Wednesday, 15 October 2025


Adjournment

Commercial passenger vehicle industry


Commercial passenger vehicle industry

 Moira DEEMING (Western Metropolitan) (18:57): (2008) My adjournment matter is for the Treasurer. In 2017 the government tore up the old taxi model. Licences that families had bought in order to shore up their future, often with mortgages, were cancelled, their values collapsed and many families were ruined. But to make it right the government put a new levy on every taxi and rideshare trip. We were told it had two jobs: to repay the families for the damage done and to cover the basic operating costs of the levy. But here is the context the public has not been given: the money never went to a special fund for compensation; it went into the general spending pool. They could have used that money to give fair compensation to the families destroyed, but they did not. They could have ended the levy once it served its purpose, but they did not.

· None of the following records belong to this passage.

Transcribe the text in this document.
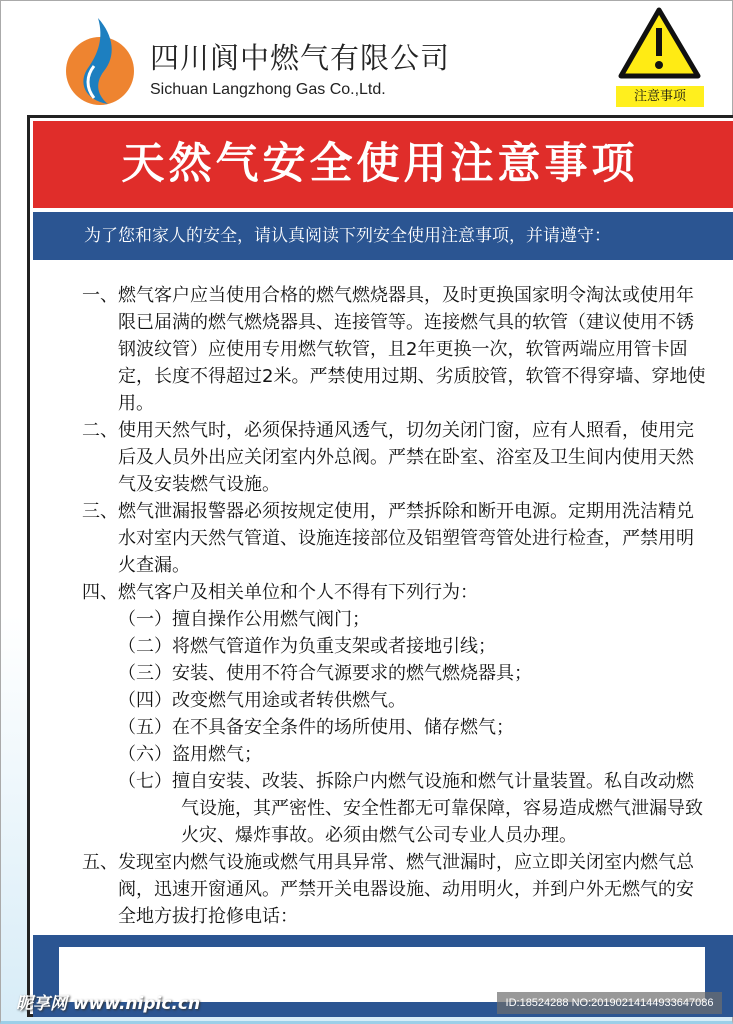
四川阆中燃气有限公司
Sichuan Langzhong Gas Co.,Ltd.	注意事项
天然气安全使用注意事项
为了您和家人的安全，请认真阅读下列安全使用注意事项，并请遵守：
一、燃气客户应当使用合格的燃气燃烧器具，及时更换国家明令淘汰或使用年限已届满的燃气燃烧器具、连接管等。连接燃气具的软管（建议使用不锈钢波纹管）应使用专用燃气软管，且2年更换一次，软管两端应用管卡固定，长度不得超过2米。严禁使用过期、劣质胶管，软管不得穿墙、穿地使用。
二、使用天然气时，必须保持通风透气，切勿关闭门窗，应有人照看，使用完后及人员外出应关闭室内外总阀。严禁在卧室、浴室及卫生间内使用天然气及安装燃气设施。
三、燃气泄漏报警器必须按规定使用，严禁拆除和断开电源。定期用洗洁精兑水对室内天然气管道、设施连接部位及铝塑管弯管处进行检查，严禁用明火查漏。
四、燃气客户及相关单位和个人不得有下列行为：
（一）擅自操作公用燃气阀门；
（二）将燃气管道作为负重支架或者接地引线；
（三）安装、使用不符合气源要求的燃气燃烧器具；
（四）改变燃气用途或者转供燃气。
（五）在不具备安全条件的场所使用、储存燃气；
（六）盗用燃气；
（七）擅自安装、改装、拆除户内燃气设施和燃气计量装置。私自改动燃气设施，其严密性、安全性都无可靠保障，容易造成燃气泄漏导致火灾、爆炸事故。必须由燃气公司专业人员办理。
五、发现室内燃气设施或燃气用具异常、燃气泄漏时，应立即关闭室内燃气总阀，迅速开窗通风。严禁开关电器设施、动用明火，并到户外无燃气的安全地方拔打抢修电话：
昵享网 www.nipic.cn	ID:18524288 NO:20190214144933647086
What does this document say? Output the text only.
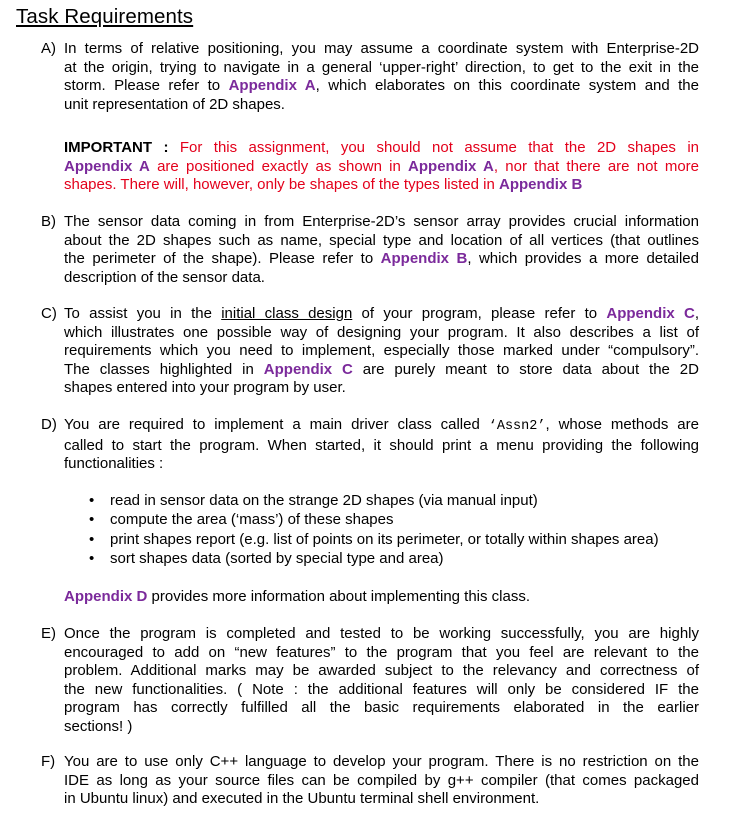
Task Requirements
A) In terms of relative positioning, you may assume a coordinate system with Enterprise-2D
at the origin, trying to navigate in a general ‘upper-right’ direction, to get to the exit in the
storm. Please refer to Appendix A, which elaborates on this coordinate system and the
unit representation of 2D shapes.
IMPORTANT : For this assignment, you should not assume that the 2D shapes in
Appendix A are positioned exactly as shown in Appendix A, nor that there are not more
shapes. There will, however, only be shapes of the types listed in Appendix B
B) The sensor data coming in from Enterprise-2D’s sensor array provides crucial information
about the 2D shapes such as name, special type and location of all vertices (that outlines
the perimeter of the shape). Please refer to Appendix B, which provides a more detailed
description of the sensor data.
C) To assist you in the initial class design of your program, please refer to Appendix C,
which illustrates one possible way of designing your program. It also describes a list of
requirements which you need to implement, especially those marked under “compulsory”.
The classes highlighted in Appendix C are purely meant to store data about the 2D
shapes entered into your program by user.
D) You are required to implement a main driver class called ‘Assn2’, whose methods are
called to start the program. When started, it should print a menu providing the following
functionalities :
• read in sensor data on the strange 2D shapes (via manual input)
• compute the area (‘mass’) of these shapes
• print shapes report (e.g. list of points on its perimeter, or totally within shapes area)
• sort shapes data (sorted by special type and area)
Appendix D provides more information about implementing this class.
E) Once the program is completed and tested to be working successfully, you are highly
encouraged to add on “new features” to the program that you feel are relevant to the
problem. Additional marks may be awarded subject to the relevancy and correctness of
the new functionalities. ( Note : the additional features will only be considered IF the
program has correctly fulfilled all the basic requirements elaborated in the earlier
sections! )
F) You are to use only C++ language to develop your program. There is no restriction on the
IDE as long as your source files can be compiled by g++ compiler (that comes packaged
in Ubuntu linux) and executed in the Ubuntu terminal shell environment.
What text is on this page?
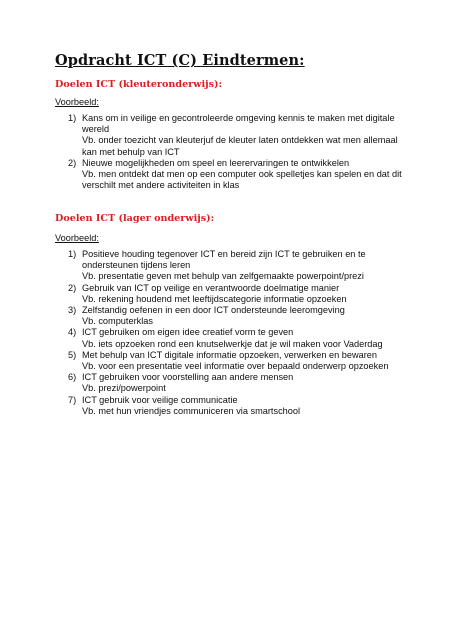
Opdracht ICT (C) Eindtermen:
Doelen ICT (kleuteronderwijs):

Voorbeeld:

1) Kans om in veilige en gecontroleerde omgeving kennis te maken met digitale
wereld
Vb. onder toezicht van kleuterjuf de kleuter laten ontdekken wat men allemaal
kan met behulp van ICT
2) Nieuwe mogelijkheden om speel en leerervaringen te ontwikkelen
Vb. men ontdekt dat men op een computer ook spelletjes kan spelen en dat dit
verschilt met andere activiteiten in klas
Doelen ICT (lager onderwijs):

Voorbeeld:

1) Positieve houding tegenover ICT en bereid zijn ICT te gebruiken en te
ondersteunen tijdens leren
Vb. presentatie geven met behulp van zelfgemaakte powerpoint/prezi
2) Gebruik van ICT op veilige en verantwoorde doelmatige manier
Vb. rekening houdend met leeftijdscategorie informatie opzoeken
3) Zelfstandig oefenen in een door ICT ondersteunde leeromgeving
Vb. computerklas
4) ICT gebruiken om eigen idee creatief vorm te geven
Vb. iets opzoeken rond een knutselwerkje dat je wil maken voor Vaderdag
5) Met behulp van ICT digitale informatie opzoeken, verwerken en bewaren
Vb. voor een presentatie veel informatie over bepaald onderwerp opzoeken
6) ICT gebruiken voor voorstelling aan andere mensen
Vb. prezi/powerpoint
7) ICT gebruik voor veilige communicatie
Vb. met hun vriendjes communiceren via smartschool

Instead it turns out that this government has lied about a huge surplus from this levy to make it look like it is necessary for it to continue, and they are using disabled people as a cover to do it.

The Treasury department reporting bundles a passenger fare discount for disabled Victorians into the system’s operating costs, but the Parliamentary Budget Office follows the law and strips that subsidy out because it is a disability program, not an operating cost, and their own words are the smoking gun. They say they exclude multipurpose taxi program payments from the cost of regulation because the MPTP existed before the Commercial Passenger Vehicle Industry Act 2017 and was not provisioned in the act. The government provides the MPTP through its disability programs.

This is an absolute disgrace. Disabled Victorians deserve proper support. They should not be used as a camouflage to continue a tax that was supposed to be for something entirely different. I call on the government to end this farce, stop exploiting disabled people and use the surplus to properly compensate the people that it was designed for.